Tibet sees double-digit GDP growth for 26 years in a row
Political, economic, social, ecological progress explained
The GDP of Southwest China’s Tibet Autonomous Region grew about 10 percent in 2018, the 26th straight year its economy has recorded double-digit growth.
Tibet’s GDP in 2018 was estimated to be more than 140 billion yuan ($21 billion), Qizhala, chairman of the regional government, said in his government work report delivered Thursday at the second session of the 11th People’s Congress of Tibet Autonomous Region.
Local legislators also briefed huge development in social, ecological and religious sectors in Tibet in 2018, as well as progress in women’s empowerment.
A total of 180,000 people in Tibet were taken off the list of the poor, defined as per capita annual income of 2,300 yuan at 2010 prices. The regional government also vowed to lift the last 150,000 people out of poverty and eradicate absolute poverty this year, which marks the 60th anniversary of democratic reforms in the region.
Women members now form 27 percent of Tibet’s legislature and over 26 percent of the region’s political advisory body.
The figures starkly contrast the situation a half century ago, when “females, even those from elite backgrounds, had no right to education, not to mention political rights,” Jampa Tseshi, a regional political advisor in Tibet, was quoted as saying by the China News Agency on Thursday.
The biggest change in Tibet during the past century is that residents now identify themselves as citizens, instead of slaves after the liberation from slavery in 1951, Xiong Kunxin, an ethnic studies professor at Tibet University in Lhasa, told the Global Times on Friday.
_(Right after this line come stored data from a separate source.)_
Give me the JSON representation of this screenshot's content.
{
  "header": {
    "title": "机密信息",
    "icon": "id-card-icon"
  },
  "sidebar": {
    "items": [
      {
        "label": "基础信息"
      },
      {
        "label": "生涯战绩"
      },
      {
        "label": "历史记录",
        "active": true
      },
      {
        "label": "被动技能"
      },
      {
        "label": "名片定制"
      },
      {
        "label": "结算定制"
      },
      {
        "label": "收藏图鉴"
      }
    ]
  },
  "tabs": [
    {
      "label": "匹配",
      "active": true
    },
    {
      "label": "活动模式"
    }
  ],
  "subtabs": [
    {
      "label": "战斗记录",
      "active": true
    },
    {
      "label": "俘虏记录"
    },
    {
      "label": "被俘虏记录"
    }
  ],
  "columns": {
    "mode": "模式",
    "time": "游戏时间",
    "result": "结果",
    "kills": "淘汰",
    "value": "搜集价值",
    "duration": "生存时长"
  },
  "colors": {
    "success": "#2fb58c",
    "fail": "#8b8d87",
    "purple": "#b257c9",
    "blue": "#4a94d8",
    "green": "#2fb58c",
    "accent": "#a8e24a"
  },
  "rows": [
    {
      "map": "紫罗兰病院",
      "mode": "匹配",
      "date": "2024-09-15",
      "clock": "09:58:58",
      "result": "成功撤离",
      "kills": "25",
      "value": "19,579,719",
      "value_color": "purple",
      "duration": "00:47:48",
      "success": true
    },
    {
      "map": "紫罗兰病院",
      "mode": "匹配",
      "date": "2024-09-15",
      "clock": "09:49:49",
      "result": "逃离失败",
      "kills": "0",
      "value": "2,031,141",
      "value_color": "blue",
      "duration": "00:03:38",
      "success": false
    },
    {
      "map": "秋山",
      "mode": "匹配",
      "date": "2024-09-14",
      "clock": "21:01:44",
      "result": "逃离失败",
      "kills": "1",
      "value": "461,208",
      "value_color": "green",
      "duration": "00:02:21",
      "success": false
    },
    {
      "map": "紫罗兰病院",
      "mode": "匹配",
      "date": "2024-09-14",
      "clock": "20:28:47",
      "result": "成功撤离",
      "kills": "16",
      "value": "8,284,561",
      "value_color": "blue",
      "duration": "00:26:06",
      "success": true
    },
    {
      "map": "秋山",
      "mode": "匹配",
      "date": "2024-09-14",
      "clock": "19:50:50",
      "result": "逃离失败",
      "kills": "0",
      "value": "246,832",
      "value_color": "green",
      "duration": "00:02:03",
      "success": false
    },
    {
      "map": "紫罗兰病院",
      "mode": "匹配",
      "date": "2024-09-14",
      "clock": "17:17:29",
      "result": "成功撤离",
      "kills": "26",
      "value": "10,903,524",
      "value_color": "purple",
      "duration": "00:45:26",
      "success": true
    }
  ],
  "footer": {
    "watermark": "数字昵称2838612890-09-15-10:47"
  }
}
Support by the State and Party policy also empowered residents to strive for a better life, which also gave them a stronger sense of belonging in the region, said Xiong.
While explaining the progress to the public, Tibetan officials also warned that the “hypocritical” side of the 14th Dalai Lama, who was regarded as a separatist and fled into exile 60 years ago, should be clearly noted.
The 14th Dalai Lama ignored the remarkable progress made in such a short period and his remarks that Tibet has “no human rights and religious freedom” are complete nonsense, said a commentary published by Tibet Daily on December 13.
“No matter what kind of noises the 14th Dalai Lama makes, his narrative is losing the market and his support in international society has hit a record low as the Chinese central government’s policy in the region has proven to be beneficial to residents,” Hu Shisheng, director of the Institute of South and Southeast Asian and Oceania Studies in Beijing, told the Global Times on Friday.
As a result of effective management of social and religious affairs, there are no major political accidents or self-immolations in Tibet since the deadly March 14 riot in Tibet in 2008, Hu noted.